Mr. Coons said that in an economy so dependent on consumer spending, even the threat of rising unemployment can cause consumers to stop spending, which can darken an already weak economic picture.

“People lose their jobs, so they cut back on their spending, and then those businesses see their revenues falling so they stop hiring and stop spending. That’s the negative-feedback loop,” Mr. Coons said.

State figures place the number of unemployed in Ohio at about 445,000 people, or roughly 7.5 percent of those able to work. However, these figures don’t always count those who have given up looking for work altogether because there are few opportunities available.

Consider 24-year-old Christopher Sparks. After a short stint this year in the Marine Corps — he was discharged during basic training because of an injury — Mr. Sparks returned to Defiance County to look for work again as a welder. But there were no jobs to be had, he said.

“I’m trying to find a job, but that’s not flying anywhere,” said Mr. Sparks, who voluntarily surrendered his 2004 Dodge pickup recently when he realized he no longer could make the payments.

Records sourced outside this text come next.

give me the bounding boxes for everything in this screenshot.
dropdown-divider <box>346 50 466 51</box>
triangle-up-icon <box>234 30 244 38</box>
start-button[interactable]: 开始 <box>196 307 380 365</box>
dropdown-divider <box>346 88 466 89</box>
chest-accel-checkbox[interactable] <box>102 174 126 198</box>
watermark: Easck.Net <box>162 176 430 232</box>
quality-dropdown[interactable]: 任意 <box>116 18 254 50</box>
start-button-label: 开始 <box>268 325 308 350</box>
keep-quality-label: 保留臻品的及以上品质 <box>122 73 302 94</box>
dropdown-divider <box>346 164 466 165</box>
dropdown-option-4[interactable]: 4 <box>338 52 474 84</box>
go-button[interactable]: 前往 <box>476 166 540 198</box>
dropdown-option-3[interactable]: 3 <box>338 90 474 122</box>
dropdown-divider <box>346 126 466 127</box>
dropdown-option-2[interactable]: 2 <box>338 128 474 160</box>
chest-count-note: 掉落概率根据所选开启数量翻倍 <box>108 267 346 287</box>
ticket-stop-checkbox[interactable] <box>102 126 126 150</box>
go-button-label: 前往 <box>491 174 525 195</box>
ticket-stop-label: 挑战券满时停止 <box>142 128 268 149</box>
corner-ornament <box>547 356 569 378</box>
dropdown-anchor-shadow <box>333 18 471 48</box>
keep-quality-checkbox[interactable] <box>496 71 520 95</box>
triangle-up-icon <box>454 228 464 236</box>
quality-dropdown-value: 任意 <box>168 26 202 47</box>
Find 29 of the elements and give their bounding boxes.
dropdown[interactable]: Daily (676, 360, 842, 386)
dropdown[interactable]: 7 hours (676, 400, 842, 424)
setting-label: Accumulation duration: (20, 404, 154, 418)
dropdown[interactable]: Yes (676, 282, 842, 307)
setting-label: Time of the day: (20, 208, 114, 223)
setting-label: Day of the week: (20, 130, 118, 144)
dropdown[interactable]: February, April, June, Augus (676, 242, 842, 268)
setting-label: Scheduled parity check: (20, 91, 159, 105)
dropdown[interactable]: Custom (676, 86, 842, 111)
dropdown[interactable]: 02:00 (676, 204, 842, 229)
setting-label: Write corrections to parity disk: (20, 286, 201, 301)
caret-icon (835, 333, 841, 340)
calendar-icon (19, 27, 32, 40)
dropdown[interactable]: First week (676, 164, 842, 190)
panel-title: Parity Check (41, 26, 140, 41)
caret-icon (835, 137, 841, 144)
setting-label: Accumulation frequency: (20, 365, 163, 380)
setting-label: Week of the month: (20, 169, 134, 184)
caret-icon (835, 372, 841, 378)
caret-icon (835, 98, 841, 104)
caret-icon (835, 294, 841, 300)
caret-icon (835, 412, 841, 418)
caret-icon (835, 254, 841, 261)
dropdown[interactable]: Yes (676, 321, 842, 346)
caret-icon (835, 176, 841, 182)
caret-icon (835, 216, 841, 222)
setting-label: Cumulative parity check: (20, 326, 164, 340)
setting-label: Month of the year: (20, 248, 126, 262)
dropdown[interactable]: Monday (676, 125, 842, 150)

“It’s not good. The economy’s bad. It’s real bad,” Mr. Sparks said. “The place I used to work, they’re laying off more people.”

Defiance County, where Mr. Sparks lives, also finished poorly in the economic survey largely because of the lingering effects of a stagnant economy, namely, a dramatic rise in delinquent property taxes. The amount of delinquent property taxes in the county has shot up more than 82 percent, according to the most recent figures from the Ohio Department of Taxation.

As he looks for work and prepares to cast his ballot, Mr. Buckhannon said he hopes that whoever wins in November will help bring jobs back to the United States.

“I would hope, regardless of who becomes president, that they would take away the incentives for American corporations to leave this country,” Mr. Buckhannon said. “I don’t believe that we should throw in the towel. I have hope that things will eventually get better.”